If you have a related question, please click the "Ask a related question" button in the top right corner. The newly created question will be automatically linked to this question.

DRV8873HEVM: Fault comes on and stays on when PWM goes to zero from 80% or more

Part Number: DRV8873HEVM

When driving a wheel motor for a robot, there is a case when a fault is triggered, and the fault stays in fault mode until power is cycled.

At low motor speeds, say up to 50% PWM, no problems in motion or when PWM goes to zero.

At higher motor speeds, say 80% PWM, no problem in motion, but as soon as PWM goes to zero, a fault is triggered and remains in the triggered state until power to the board is cycled.

If PWM is ramped down, no fault is triggered.

Operating conditions:

24VDC motor voltage

5VDC PWM logic voltage

HW configured for PH/EN mode (for DIR and PWM)

500HZ PWM freq (also tried at 1KHZ, no difference).

Geared wheel motor (wheels do not turn unless turned by the motor)

Slew rates of 53.2V/us, and 13V/uS were tried. No effect on this issue.

Followed layout notes for thermal , and have heatsink on bottom of board (parts do seem to run warmer than expected when idle and not driving a motor). Not a thermal problem since we can load down the motor and no fault is triggered.

  • Hi Chris,

    Thank you for posting to the E2E forum.

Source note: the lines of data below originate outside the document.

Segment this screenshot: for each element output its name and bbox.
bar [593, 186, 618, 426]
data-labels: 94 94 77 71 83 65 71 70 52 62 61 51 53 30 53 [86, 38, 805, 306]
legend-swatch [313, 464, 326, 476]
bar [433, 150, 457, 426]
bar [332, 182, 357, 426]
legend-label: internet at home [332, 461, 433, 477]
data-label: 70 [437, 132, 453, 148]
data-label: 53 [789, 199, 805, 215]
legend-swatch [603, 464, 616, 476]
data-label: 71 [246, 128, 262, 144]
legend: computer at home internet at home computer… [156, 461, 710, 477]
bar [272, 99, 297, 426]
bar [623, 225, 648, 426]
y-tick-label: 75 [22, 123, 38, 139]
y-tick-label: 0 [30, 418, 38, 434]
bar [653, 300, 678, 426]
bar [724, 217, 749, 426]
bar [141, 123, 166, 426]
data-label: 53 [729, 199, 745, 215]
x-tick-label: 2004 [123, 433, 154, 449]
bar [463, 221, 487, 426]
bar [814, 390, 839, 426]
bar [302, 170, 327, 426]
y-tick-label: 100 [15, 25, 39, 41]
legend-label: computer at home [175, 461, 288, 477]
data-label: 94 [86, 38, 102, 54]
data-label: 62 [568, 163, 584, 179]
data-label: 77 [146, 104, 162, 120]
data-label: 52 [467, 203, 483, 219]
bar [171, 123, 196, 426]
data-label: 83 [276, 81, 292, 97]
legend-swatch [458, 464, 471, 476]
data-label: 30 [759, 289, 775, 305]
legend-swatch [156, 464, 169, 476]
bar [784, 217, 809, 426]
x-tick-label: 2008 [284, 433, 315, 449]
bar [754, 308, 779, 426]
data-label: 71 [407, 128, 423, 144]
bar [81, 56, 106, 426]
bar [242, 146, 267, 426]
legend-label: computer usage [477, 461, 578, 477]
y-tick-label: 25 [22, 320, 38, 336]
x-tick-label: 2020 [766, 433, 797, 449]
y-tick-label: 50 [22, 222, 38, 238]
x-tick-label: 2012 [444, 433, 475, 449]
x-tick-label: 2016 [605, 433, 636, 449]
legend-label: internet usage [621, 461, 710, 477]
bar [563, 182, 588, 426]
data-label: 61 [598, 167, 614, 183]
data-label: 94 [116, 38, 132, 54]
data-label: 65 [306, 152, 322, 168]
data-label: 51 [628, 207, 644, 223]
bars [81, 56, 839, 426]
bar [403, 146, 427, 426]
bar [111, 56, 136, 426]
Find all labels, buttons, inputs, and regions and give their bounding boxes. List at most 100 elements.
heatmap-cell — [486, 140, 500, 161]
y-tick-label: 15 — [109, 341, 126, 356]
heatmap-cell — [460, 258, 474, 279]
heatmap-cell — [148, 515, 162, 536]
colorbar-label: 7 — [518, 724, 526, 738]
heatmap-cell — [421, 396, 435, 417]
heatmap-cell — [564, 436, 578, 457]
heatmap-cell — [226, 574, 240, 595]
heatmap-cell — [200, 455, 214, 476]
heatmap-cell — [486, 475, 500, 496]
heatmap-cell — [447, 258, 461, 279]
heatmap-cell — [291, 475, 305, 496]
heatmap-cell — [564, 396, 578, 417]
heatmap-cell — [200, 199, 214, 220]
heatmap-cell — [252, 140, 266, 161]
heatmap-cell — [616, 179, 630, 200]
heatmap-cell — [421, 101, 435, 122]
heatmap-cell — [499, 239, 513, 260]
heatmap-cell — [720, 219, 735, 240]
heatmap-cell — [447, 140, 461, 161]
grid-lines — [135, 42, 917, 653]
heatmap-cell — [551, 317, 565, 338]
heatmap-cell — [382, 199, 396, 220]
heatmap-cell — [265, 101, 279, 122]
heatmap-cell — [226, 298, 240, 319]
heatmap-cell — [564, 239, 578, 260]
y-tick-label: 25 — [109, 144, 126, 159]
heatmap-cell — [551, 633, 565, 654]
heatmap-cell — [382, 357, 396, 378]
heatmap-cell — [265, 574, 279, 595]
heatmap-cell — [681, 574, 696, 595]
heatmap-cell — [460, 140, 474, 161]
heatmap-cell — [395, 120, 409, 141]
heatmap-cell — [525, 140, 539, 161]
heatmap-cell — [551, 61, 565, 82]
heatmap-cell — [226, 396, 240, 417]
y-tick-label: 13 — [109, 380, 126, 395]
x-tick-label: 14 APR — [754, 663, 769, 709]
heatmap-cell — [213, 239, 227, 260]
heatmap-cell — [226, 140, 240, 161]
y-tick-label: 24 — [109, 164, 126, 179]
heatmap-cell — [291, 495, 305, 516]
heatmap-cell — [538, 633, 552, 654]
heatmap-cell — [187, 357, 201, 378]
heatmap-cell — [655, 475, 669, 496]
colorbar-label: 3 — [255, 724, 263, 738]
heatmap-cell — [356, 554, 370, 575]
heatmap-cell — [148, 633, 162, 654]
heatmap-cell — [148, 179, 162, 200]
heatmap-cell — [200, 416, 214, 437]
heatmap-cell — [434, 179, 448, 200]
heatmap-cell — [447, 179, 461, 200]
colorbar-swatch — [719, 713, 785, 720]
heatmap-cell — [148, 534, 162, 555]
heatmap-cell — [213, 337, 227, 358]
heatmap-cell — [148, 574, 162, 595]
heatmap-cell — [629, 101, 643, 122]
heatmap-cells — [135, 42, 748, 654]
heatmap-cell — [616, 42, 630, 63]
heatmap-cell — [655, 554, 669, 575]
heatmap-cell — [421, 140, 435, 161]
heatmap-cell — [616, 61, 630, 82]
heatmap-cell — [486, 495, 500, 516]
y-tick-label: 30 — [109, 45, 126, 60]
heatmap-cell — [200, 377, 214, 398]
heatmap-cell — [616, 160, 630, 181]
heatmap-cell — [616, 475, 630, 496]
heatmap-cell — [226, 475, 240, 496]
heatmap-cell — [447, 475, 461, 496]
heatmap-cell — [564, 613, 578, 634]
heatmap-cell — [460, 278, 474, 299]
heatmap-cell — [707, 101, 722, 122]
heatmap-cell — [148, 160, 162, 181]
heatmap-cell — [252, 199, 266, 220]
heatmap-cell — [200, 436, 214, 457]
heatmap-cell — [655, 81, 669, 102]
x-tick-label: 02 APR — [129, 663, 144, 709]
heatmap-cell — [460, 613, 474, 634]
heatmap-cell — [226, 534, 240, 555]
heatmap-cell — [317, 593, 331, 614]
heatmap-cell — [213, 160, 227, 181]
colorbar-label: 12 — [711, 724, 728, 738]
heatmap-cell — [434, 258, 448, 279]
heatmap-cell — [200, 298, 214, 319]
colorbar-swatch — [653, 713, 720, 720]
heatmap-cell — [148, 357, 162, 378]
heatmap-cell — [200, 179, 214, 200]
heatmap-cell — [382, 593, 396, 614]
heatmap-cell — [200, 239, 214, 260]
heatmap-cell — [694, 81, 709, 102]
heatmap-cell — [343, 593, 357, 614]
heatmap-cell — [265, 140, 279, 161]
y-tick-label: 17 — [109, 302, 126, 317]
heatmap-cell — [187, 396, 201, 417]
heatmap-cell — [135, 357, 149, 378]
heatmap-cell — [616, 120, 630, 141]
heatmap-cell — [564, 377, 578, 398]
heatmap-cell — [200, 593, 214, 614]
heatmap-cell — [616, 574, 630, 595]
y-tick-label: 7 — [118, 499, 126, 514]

    At higher motor speeds, say 80% PWM, no problem in motion, but as soon as PWM goes to zero, a fault is triggered and remains in the triggered state until power to the board is cycled

    In brushed DC motor, when there is a sudden change in the speed (when going to high speed to a complete stop), the back-EMF will decrease rapidly causing the motor current to increase suddenly for a brief moment in the same direction. If this current spikes is above the OCP threshold and last for longer than the OCP deglitch time, it will trigger an OCP fault which is removed once the device is reset. Having a slow ramp down will keep the current below the OCP limit and prevent the fault from triggering. Did you capture any current waveforms? It will be useful to see this along the nFAULT signal to verify if this the reason for the nFAULT latching low.

    500HZ PWM freq (also tried at 1KHZ, no difference).

    This device has a maximum recommended PWM frequency of 100kHz. 500kHz is well above this limit. Is there a reason for wanting a 500kHz PWM frequency? High frequency can cause issues.

    Slew rates of 53.2V/us, and 13V/uS were tried. No effect on this issue.

    Is this the output slew rates or the VM slew rate? Can you provide waveforms of the output voltage as well?